Greetings from Los Angeles and the 2007 edition of Microsoft’s Windows Hardware Engineering Conference (known on the streets as WinHEC 2007).
This yearly confab brings together the industry’s key PC hardware eco-system players to help define and drive what the future of Windows computing will look like. The conference has featured great announcements over the years and this year is no exception.
Just about a year ago, Bill Gates used his WinHEC keynote address (May 2006 in Seattle) to highlight a major company milestone — the first time all three major Microsoft product lines (Windows, Windows Server, and Office) reached beta 2 at the same time.
This morning, Bill unveiled another milestone — the official name for Windows Server “Longhorn”.
Drum roll please…
Introducing Windows Server 2008!
As Bill joked, I’m sure this isn’t a big surprise.
We’ve even poked a little fun at ourselves in this great video that provides a peak inside the whole naming process at Microsoft: What’s in a name?
I had the distinct honor of being the first to demo our next generation Windows Server release under it’s new name.

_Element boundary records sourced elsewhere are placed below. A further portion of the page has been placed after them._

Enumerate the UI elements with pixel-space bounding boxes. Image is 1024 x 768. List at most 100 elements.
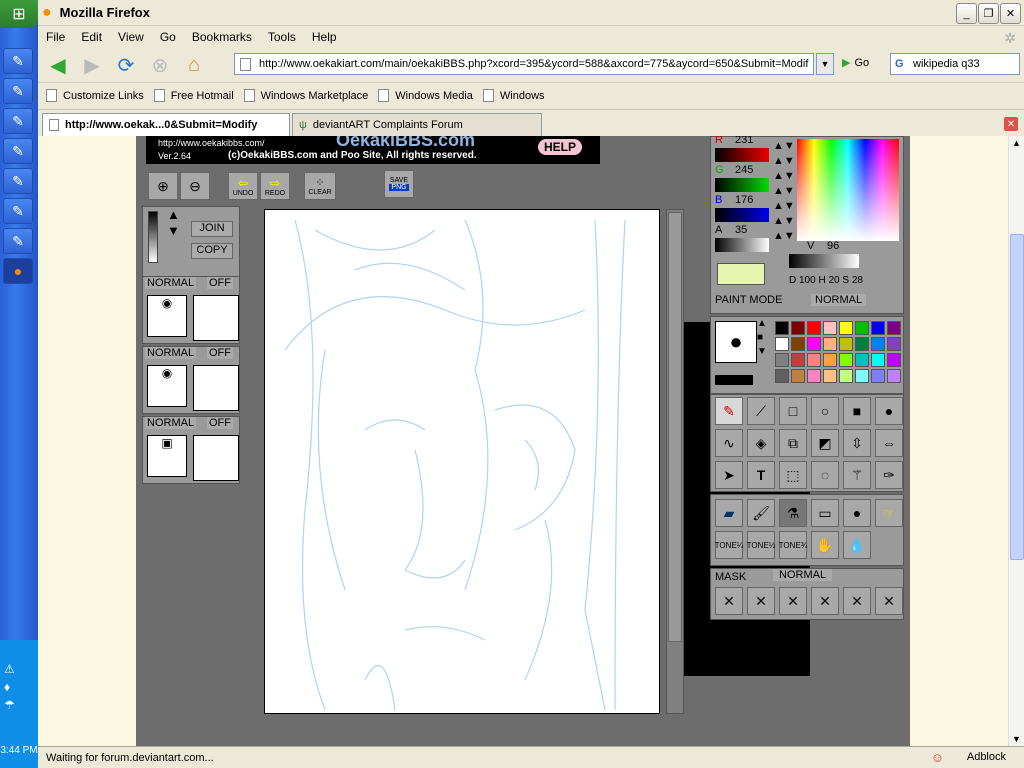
stop-button[interactable]: ⊗ [146,52,174,78]
menu-file[interactable]: File [46,30,65,44]
layer-up-arrow-icon[interactable]: ▲ [167,207,180,222]
clock[interactable]: 3:44 PM [0,745,38,756]
layer-mode[interactable]: NORMAL [145,347,197,359]
adblock-icon[interactable]: ☺ [931,750,944,765]
canvas-scrollbar[interactable] [666,209,684,714]
ellipse-tool[interactable]: ○ [811,397,839,425]
rgb-stepper-arrows-icon[interactable]: ▲▼ ▲▼ ▲▼ ▲▼ ▲▼ ▲▼ ▲▼ [773,139,795,244]
oekaki-banner[interactable]: http://www.oekakibbs.com/ OekakiBBS.com … [146,136,600,164]
restore-button[interactable]: ❐ [978,3,999,24]
canvas-scroll-thumb[interactable] [668,212,682,642]
layer-visibility-box[interactable]: ◉ [147,365,187,407]
smudge-tool[interactable]: ☞ [875,499,903,527]
bookmark-item[interactable]: Windows [482,89,545,102]
airbrush-tool[interactable]: ⚗ [779,499,807,527]
palette-swatch[interactable] [887,369,901,383]
palette-swatch[interactable] [807,337,821,351]
help-button[interactable]: HELP [538,139,583,155]
tab-deviantart[interactable]: ψ deviantART Complaints Forum [292,113,542,136]
mask-color-slot[interactable]: ✕ [747,587,775,615]
magnifier-tool[interactable]: ● [843,499,871,527]
layer-visibility-box[interactable]: ◉ [147,295,187,337]
palette-swatch[interactable] [871,337,885,351]
bookmark-item[interactable]: Customize Links [46,89,144,102]
copy-region-tool[interactable]: ⧉ [779,429,807,457]
opacity-slider[interactable] [148,211,158,263]
palette-swatch[interactable] [887,321,901,335]
page-scrollbar[interactable]: ▲ ▼ [1008,136,1024,746]
a-slider[interactable] [715,238,769,252]
menu-go[interactable]: Go [160,30,176,44]
r-slider[interactable] [715,148,769,162]
menu-bookmarks[interactable]: Bookmarks [192,30,252,44]
rectangle-tool[interactable]: □ [779,397,807,425]
bookmark-item[interactable]: Windows Media [378,89,473,102]
eraser-marker-tool[interactable]: ▰ [715,499,743,527]
hue-spectrum[interactable] [797,139,899,241]
zoom-in-button[interactable]: ⊕ [148,172,178,200]
g-slider[interactable] [715,178,769,192]
taskbar-item[interactable]: ✎ [3,78,33,104]
eraser-tool[interactable]: ▭ [811,499,839,527]
palette-swatch[interactable] [823,353,837,367]
save-png-button[interactable]: SAVE PNG [384,170,414,198]
url-bar[interactable]: http://www.oekakiart.com/main/oekakiBBS.… [234,53,814,75]
menu-help[interactable]: Help [312,30,337,44]
redo-button[interactable]: ⇨ REDO [260,172,290,200]
palette-swatch[interactable] [791,369,805,383]
taskbar-item-firefox[interactable]: ● [3,258,33,284]
pen-tool[interactable]: ✎ [715,397,743,425]
url-history-dropdown[interactable]: ▼ [816,53,834,75]
palette-swatch[interactable] [775,353,789,367]
palette-swatch[interactable] [855,337,869,351]
palette-swatch[interactable] [807,353,821,367]
join-button[interactable]: JOIN [191,221,233,237]
palette-swatch[interactable] [823,321,837,335]
text-tool[interactable]: T [747,461,775,489]
filled-rectangle-tool[interactable]: ■ [843,397,871,425]
palette-swatch[interactable] [887,337,901,351]
palette-swatch[interactable] [807,369,821,383]
copy-button[interactable]: COPY [191,243,233,259]
bookmark-item[interactable]: Free Hotmail [153,89,234,102]
palette-swatch[interactable] [791,353,805,367]
undo-button[interactable]: ⇦ UNDO [228,172,258,200]
mask-color-slot[interactable]: ✕ [843,587,871,615]
brush-tool[interactable]: 🖌 [747,499,775,527]
palette-swatch[interactable] [791,321,805,335]
filled-ellipse-tool[interactable]: ● [875,397,903,425]
palette-swatch[interactable] [823,337,837,351]
eyedropper-tool[interactable]: ✑ [875,461,903,489]
clear-button[interactable]: ⁘ CLEAR [304,172,336,200]
taskbar-item[interactable]: ✎ [3,108,33,134]
palette-swatch[interactable] [839,353,853,367]
layer-off-toggle[interactable]: OFF [207,417,233,429]
layer-visibility-box[interactable]: ▣ [147,435,187,477]
tone-quarter-tool[interactable]: TONE¼ [715,531,743,559]
drawing-canvas[interactable] [264,209,660,714]
palette-swatch[interactable] [871,369,885,383]
layer-off-toggle[interactable]: OFF [207,277,233,289]
lasso-tool[interactable]: ◌ [811,461,839,489]
scroll-down-icon[interactable]: ▼ [1012,734,1021,744]
palette-swatch[interactable] [775,337,789,351]
scroll-up-icon[interactable]: ▲ [1012,138,1021,148]
flip-horizontal-tool[interactable]: ⇔ [875,429,903,457]
mask-color-slot[interactable]: ✕ [779,587,807,615]
select-rect-tool[interactable]: ⬚ [779,461,807,489]
water-tool[interactable]: 💧 [843,531,871,559]
reload-button[interactable]: ⟳ [112,52,140,78]
tone-three-quarter-tool[interactable]: TONE¾ [779,531,807,559]
dodge-tool[interactable]: ✋ [811,531,839,559]
back-button[interactable]: ◀ [44,52,72,78]
palette-swatch[interactable] [807,321,821,335]
layer-thumbnail[interactable] [193,295,239,341]
move-tool[interactable]: ➤ [715,461,743,489]
palette-swatch[interactable] [855,369,869,383]
layer-off-toggle[interactable]: OFF [207,347,233,359]
palette-swatch[interactable] [775,321,789,335]
palette-swatch[interactable] [791,337,805,351]
home-button[interactable]: ⌂ [180,52,208,78]
forward-button[interactable]: ▶ [78,52,106,78]
adblock-label[interactable]: Adblock [967,751,1006,763]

I have to admit there were two tough acts to follow — both Windows Rally and Windows Home Server had killer demos in Bill’s keynote — but here’s a quick synopsis of what I showed:
Out of the long list of new and enhanced features, I focused on a bunch of security and policy-enforcement technologies of Windows Server 2008. We took a look at how Windows Server 2008 can help address three common challenges:
- Preventing unhealthy (i.e. out of compliance) laptops from connecting to the network
- Safeguarding sensitive information
- Management device installation
I showed how Network Access Protection works with one of our 802.1X switch partners (HP ProCurve) to automatically limit the network access of my out of compliance laptop. Then, once my laptop was brought back into compliance, we took a look at how the integration of Windows Server 2008 Active Directory Rights Management Services with Microsoft Office SharePoint Server 2007 helps simplify the process of applying persistent protection policies sensitive documents. We closed with a demo of the new device installation restriction policies which enables IT administrators to define new Group Policy that manages what devices (like USB thumb drives) can be attached and which are blocked.
Checkout the Beta 3 which is available for download at: http://www.microsoft.com/getbeta3.
Well, time to get back to the great stuff happening here at WinHEC 2007! I’m really interested in checking out some of the cool new PC form factors around the expo floor.